Bruno Goller
The closet
1947
Oil on canvas. 85.5 x 65.5 cm. Framed. Signed in brown lower right 'Bruno Goller'. - In good condition.
Provenance
Acquired directly from the artist; private collection Rhineland
Exhibitions
Hannover 1958 (Kestner-Gesellschaft), Bruno Goller, cat. No. 17 (on the stretcher with the label); Wuppertal 1964 (Kunst- und Museumsverein), Bruno Goller. Paintings, cat. No. 9; Sao Paulo 1965 (VIII Bienal de Sao Paulo, Exposição Alemã), Bruno Goller, cat. No. 1 with ill. p. 15 (on stretcher with label); Düsseldorf 1969 (Städtische Kunsthalle). Bruno Goller, cat. No. 12 (on stretcher with label); Düsseldorf 1986 (Kunstsammlung Nordrhein-Westfalen), Bruno Goller. Works from Six Decades, cat. No. 11 with color illustration p. 31 (on the stretcher with the label).
Literature
Anna Klapheck, Bruno Goller (Monographs on Contemporary Rhenish-Westphalian Art Vol. 10), Recklinghausen 1958, with ill. p. 38; Volker Kahmen, Bruno Goller, Düsseldorf 1981, p. 43, No. 27 with ill. p. 120.
Bruno Goller stood apart from the art trends of his time with his quiet pictorial worlds taken from everyday contexts and abstracted into timeless ciphers.

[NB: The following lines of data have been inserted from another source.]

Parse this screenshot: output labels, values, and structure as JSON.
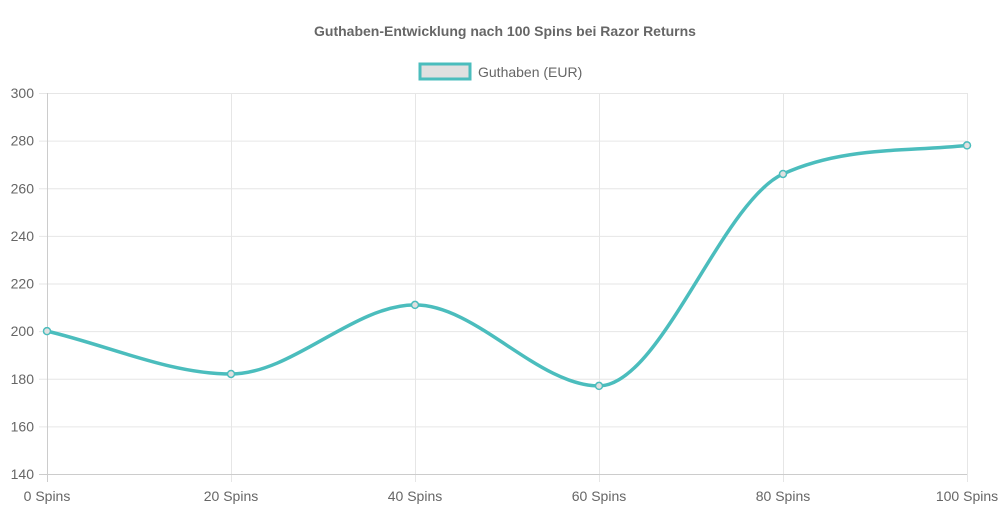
{
  "chart_data": {
    "type": "line",
    "title": "Guthaben-Entwicklung nach 100 Spins bei Razor Returns",
    "categories": [
      "0 Spins",
      "20 Spins",
      "40 Spins",
      "60 Spins",
      "80 Spins",
      "100 Spins"
    ],
    "series": [
      {
        "name": "Guthaben (EUR)",
        "values": [
          200,
          182,
          211,
          177,
          266,
          278
        ],
        "color": "#4bbdbd",
        "fill": "#e0e0e0"
      }
    ],
    "yticks": [
      140,
      160,
      180,
      200,
      220,
      240,
      260,
      280,
      300
    ],
    "ylim": [
      140,
      300
    ],
    "xlabel": "",
    "ylabel": "",
    "grid": true,
    "legend_position": "top-center"
  }
}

World War II marked a caesura for him. In the post-war years he continued his earlier motifs, but found a warmer color mood with a predominantly brown-toned color scheme. A cubist broken up formal language together with inspirations from medieval book illumination now led to an increased use of ornamental elements.
In the mid-1950s, Werner Schmalenbach became aware of the artist. The retrospective he organized in 1958 at the Kestner-Gesellschaft in Hanover was Goller's first major solo exhibition and made him known to a wider public.
"The Wardrobe," which offers a picture-filled glimpse into his inner life, is one of the best-known and most frequently exhibited paintings of the postwar years; it was also shown in the retrospective. Volker Kahmen wrote about it: "Less medieval, only the garment folds show such echoes, and yet seized by that ornamentalization, is the picture 'The Wardrobe', 1947; integrated into the representational reference of the closet slats, the decorative ribbons there, increased to an almost physiognomic expression, make themselves more and more independent." (Kahmen, op. cit., p. 43). In addition to these vividly executed furniture details, it is the fabric draperies of the garments, dominated by diagonals, that lend the still life an unusual dynamism.